O Bloco de Esquerda, como foi oficializado, tem um candidato considerado competitivo - Ciro Gomes (PSB) -, e se estiver unido pode também transitar pela candidatura oposicionista que se revelar com chance de vitória: o governador paulista José Serra tem vários interlocutores na frente, como Miro Teixeira (RJ) e o próprio Aldo, assim como o próprio Aécio, que poderia até formar uma chapa com Ciro Gomes, na hipótese de superar Serra no PSDB na disputa pela indicação.

Aldo, à esta altura, não tem nada a perder, a não ser colocar em risco os interesses de correligionários que julgam melhor o PCdoB fechar logo uma aliança com Marta Suplicy. Os exemplos mais vistosos desses interesses são o Ministério dos Esportes, ocupado por Orlando Silva, e o diretor-geral da Agência Nacional do Petróleo, Haroldo Lima. Os dois são ilustres filiados do PCdoB.

Numa conversa que teve com Aldo semana passada, Lula não chegou a pedir que ele deixasse a disputa, mas fez um apelo à unidade. O ex-ministro e ex-presidente da Câmara deixou ontem Brasília insistindo que é candidato, mas a aposta entre seus aliados próximos é que vai esticar a corda ao máximo, para melhor proveito do PCdoB e do "bloquinho", mas depois se rende à composição. Foi no PCdoB que começou a circular ontem à tarde que é difícil fazer "operação casada" para compor os interesses diversos envolvidos na eleição. A melhor opção seria cada município cuidar de seu próprio caso.

Isso permitiria, por exemplo, o PT manter Molon no Rio e Aldo apoiar Marta em São Paulo. Ou o contrário, muito embora Molon, um católico carismático num partido cujas origens remontam aos movimentos de base da Igreja Católica, tenha dificuldade para apoiar Jandira, que nas eleições de 2006 defendeu a legalização do aborto.

O problema é que mesmo que Molon e Jandira se juntem, a aliança não poderia contar com o apoio formal de Lula no primeiro turno, porque ele tem outro candidato na disputas: Marcelo Crivella (PRB). Uma solução difícil de engendrar, muito embora todos os políticos cariocas envolvidos na discussão identifiquem uma rara oportunidade de enviar um candidato para o segundo turno das eleições do Rio (no caso, Jandira, que nas pesquisas está atrás apenas de Crivella).

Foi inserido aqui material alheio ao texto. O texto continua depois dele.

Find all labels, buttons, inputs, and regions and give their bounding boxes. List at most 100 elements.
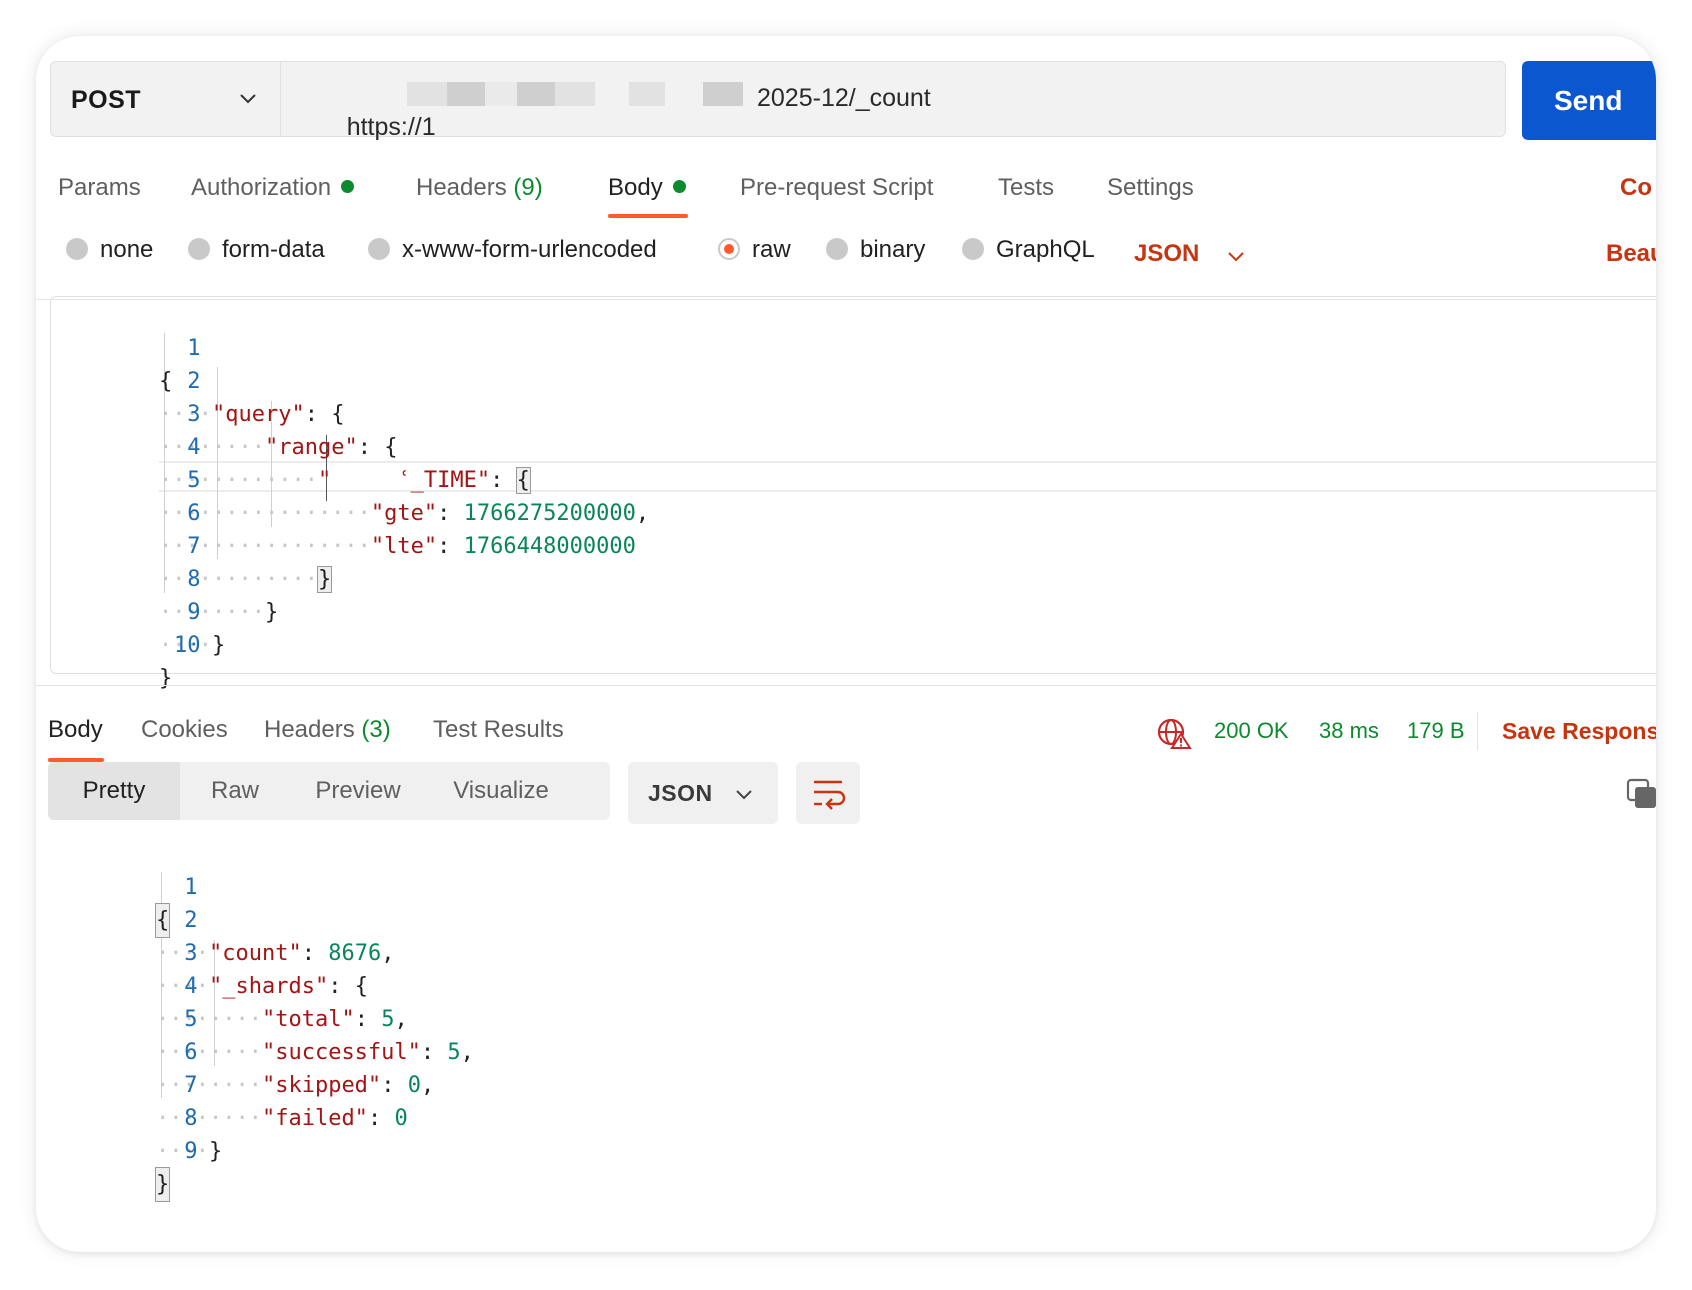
copy-icon[interactable] — [1626, 778, 1656, 810]
method-dropdown[interactable]: POST — [51, 62, 281, 136]
json-number: 1766275200000 — [463, 501, 636, 526]
line-number: 3 — [187, 402, 201, 427]
response-tab-headers[interactable]: Headers (3) — [264, 716, 391, 744]
code-line: 4 ········"total": 5, — [48, 937, 408, 1032]
code-line: 4 ············" ʿ_TIME": { — [51, 398, 531, 494]
response-tab-cookies[interactable]: Cookies — [141, 716, 228, 744]
code-brace: } — [264, 600, 279, 625]
divider — [36, 685, 1656, 686]
json-number: 8676 — [328, 941, 382, 966]
code-brace: { — [331, 402, 345, 427]
tab-pre-request-script[interactable]: Pre-request Script — [740, 174, 933, 202]
radio-graphql[interactable]: GraphQL — [962, 236, 1095, 268]
redaction-block — [629, 82, 665, 106]
code-line: 6 ········"skipped": 0, — [48, 1003, 434, 1098]
response-body-viewer[interactable]: 1 { 2 ····"count": 8676, 3 ····"_shards"… — [48, 836, 1654, 1202]
line-number: 2 — [187, 369, 201, 394]
redaction-block — [555, 82, 595, 106]
code-brace: } — [208, 1139, 223, 1164]
code-brace: } — [316, 566, 333, 593]
radio-icon — [368, 237, 390, 260]
json-key: ʿ_TIME" — [397, 468, 491, 493]
json-key: "count" — [208, 941, 302, 966]
line-number: 5 — [184, 1007, 198, 1032]
radio-none-label: none — [100, 236, 154, 263]
tab-params[interactable]: Params — [58, 174, 141, 202]
line-number: 7 — [187, 534, 201, 559]
code-line: 5 ················"gte": 1766275200000, — [51, 431, 649, 526]
code-line: 10 } — [51, 596, 200, 691]
url-start: https://1 — [346, 113, 436, 141]
cookies-link[interactable]: Co — [1620, 174, 1652, 202]
code-line: 8 ····} — [48, 1069, 222, 1164]
line-number: 2 — [184, 908, 198, 933]
send-button[interactable]: Send — [1522, 61, 1656, 140]
chevron-down-icon[interactable] — [1226, 246, 1246, 266]
radio-urlencoded-label: x-www-form-urlencoded — [402, 236, 657, 263]
line-number: 9 — [184, 1139, 198, 1164]
json-key: "successful" — [261, 1040, 421, 1065]
tab-pre-request-label: Pre-request Script — [740, 174, 934, 201]
radio-graphql-label: GraphQL — [996, 236, 1095, 263]
json-key: "gte" — [370, 501, 438, 526]
code-brace: } — [159, 666, 173, 691]
line-number: 7 — [184, 1073, 198, 1098]
save-response-button[interactable]: Save Respons — [1502, 718, 1656, 745]
active-tab-indicator — [608, 214, 688, 218]
tab-body-label: Body — [608, 174, 663, 201]
code-brace: { — [384, 435, 398, 460]
wrap-lines-button[interactable] — [796, 762, 860, 824]
status-dot — [341, 180, 355, 194]
radio-none[interactable]: none — [66, 236, 153, 268]
json-number: 1766448000000 — [463, 534, 636, 559]
network-globe-warning-icon[interactable] — [1156, 716, 1192, 750]
chevron-down-icon — [240, 94, 256, 104]
beautify-link[interactable]: Beau — [1606, 240, 1656, 268]
line-number: 10 — [173, 633, 201, 658]
radio-binary[interactable]: binary — [826, 236, 925, 268]
radio-form-data[interactable]: form-data — [188, 236, 325, 268]
response-tab-test-results[interactable]: Test Results — [433, 716, 564, 744]
response-time[interactable]: 38 ms — [1319, 718, 1379, 744]
tab-settings[interactable]: Settings — [1107, 174, 1194, 202]
tab-body[interactable]: Body — [608, 174, 686, 202]
method-label: POST — [71, 86, 142, 114]
response-format-label: JSON — [648, 780, 713, 806]
json-key: "total" — [261, 1007, 355, 1032]
response-size[interactable]: 179 B — [1407, 718, 1465, 744]
view-preview[interactable]: Preview — [290, 762, 426, 820]
response-tab-test-results-label: Test Results — [433, 716, 564, 743]
response-tab-body[interactable]: Body — [48, 716, 103, 744]
tab-tests[interactable]: Tests — [998, 174, 1054, 202]
status-code[interactable]: 200 OK — [1214, 718, 1289, 744]
redaction-block — [407, 82, 447, 106]
line-number: 1 — [187, 336, 201, 361]
code-brace: { — [515, 467, 531, 494]
radio-urlencoded[interactable]: x-www-form-urlencoded — [368, 236, 657, 268]
view-visualize[interactable]: Visualize — [426, 762, 576, 820]
tab-headers[interactable]: Headers (9) — [416, 174, 543, 202]
tab-authorization-label: Authorization — [191, 174, 332, 201]
line-number: 6 — [187, 501, 201, 526]
code-line: 7 ········"failed": 0 — [48, 1036, 408, 1131]
radio-form-data-label: form-data — [222, 236, 325, 263]
redaction-block — [447, 82, 485, 106]
tab-tests-label: Tests — [998, 174, 1055, 201]
body-format-dropdown[interactable]: JSON — [1134, 240, 1199, 268]
json-key: "lte" — [370, 534, 438, 559]
view-raw[interactable]: Raw — [180, 762, 290, 820]
tab-authorization[interactable]: Authorization — [191, 174, 355, 202]
request-body-editor[interactable]: 1 { 2 ····"query": { 3 ········"range": … — [50, 296, 1656, 691]
json-number: 5 — [381, 1007, 395, 1032]
headers-count: (3) — [361, 716, 391, 743]
response-tab-headers-label: Headers — [264, 716, 355, 743]
code-line: 7 ············} — [51, 497, 333, 593]
json-key: "skipped" — [261, 1073, 382, 1098]
view-pretty[interactable]: Pretty — [48, 762, 180, 820]
code-line: 8 ········} — [51, 530, 278, 625]
response-format-dropdown[interactable]: JSON — [628, 762, 778, 824]
line-number: 6 — [184, 1040, 198, 1065]
code-line: 9 } — [48, 1102, 197, 1202]
radio-raw[interactable]: raw — [718, 236, 791, 268]
json-key: "failed" — [261, 1106, 368, 1131]
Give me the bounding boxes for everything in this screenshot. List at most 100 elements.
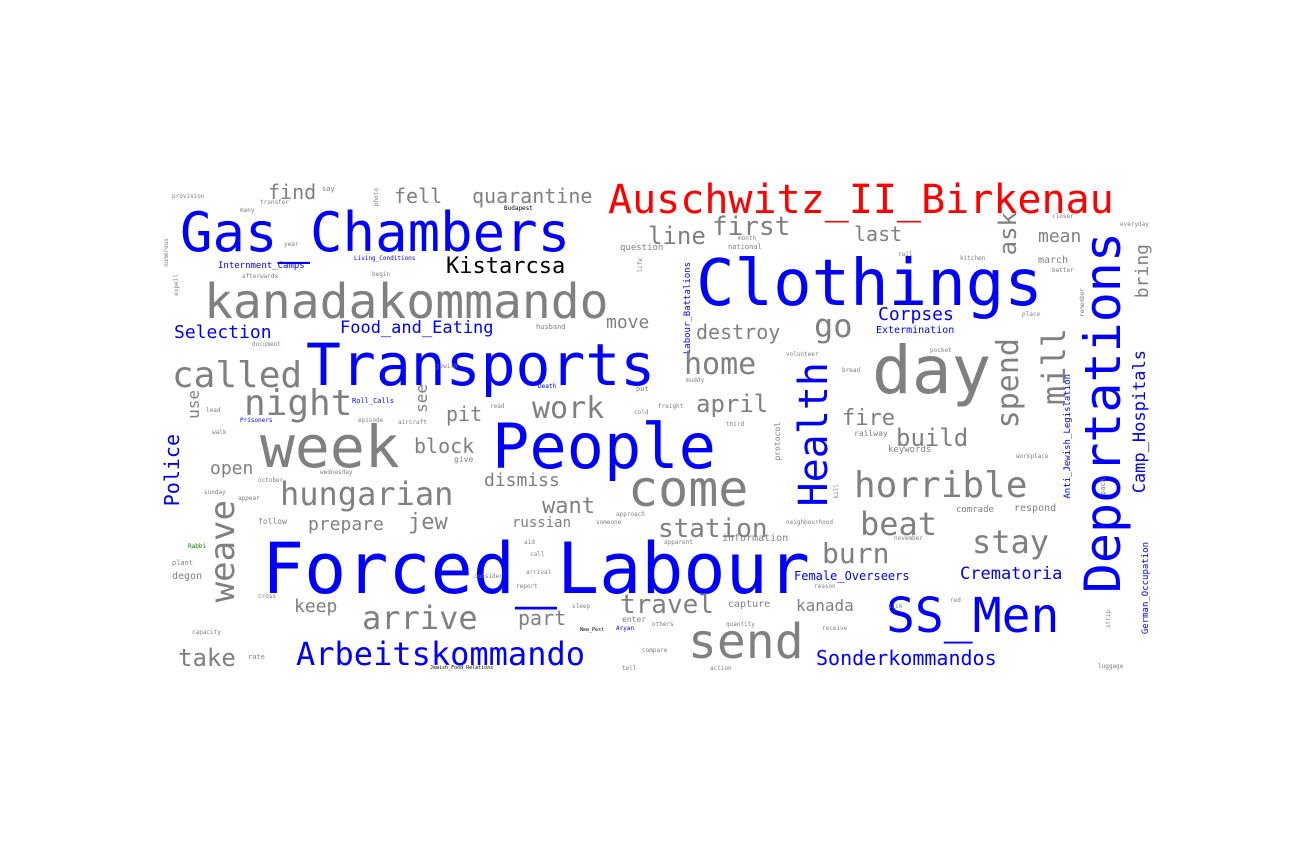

Lula ficou de anunciar o resultado de suas gestões na segunda-feira. Mas entre hoje e amanhã o PT pode indicar a solução, com a decisão a ser tomada em reunião - antecipada da próxima semana - da Comissão Executiva Nacional sobre a política de alianças do partido. Uma decisão que pode tirar o partido do isolamento ou agravar a situação.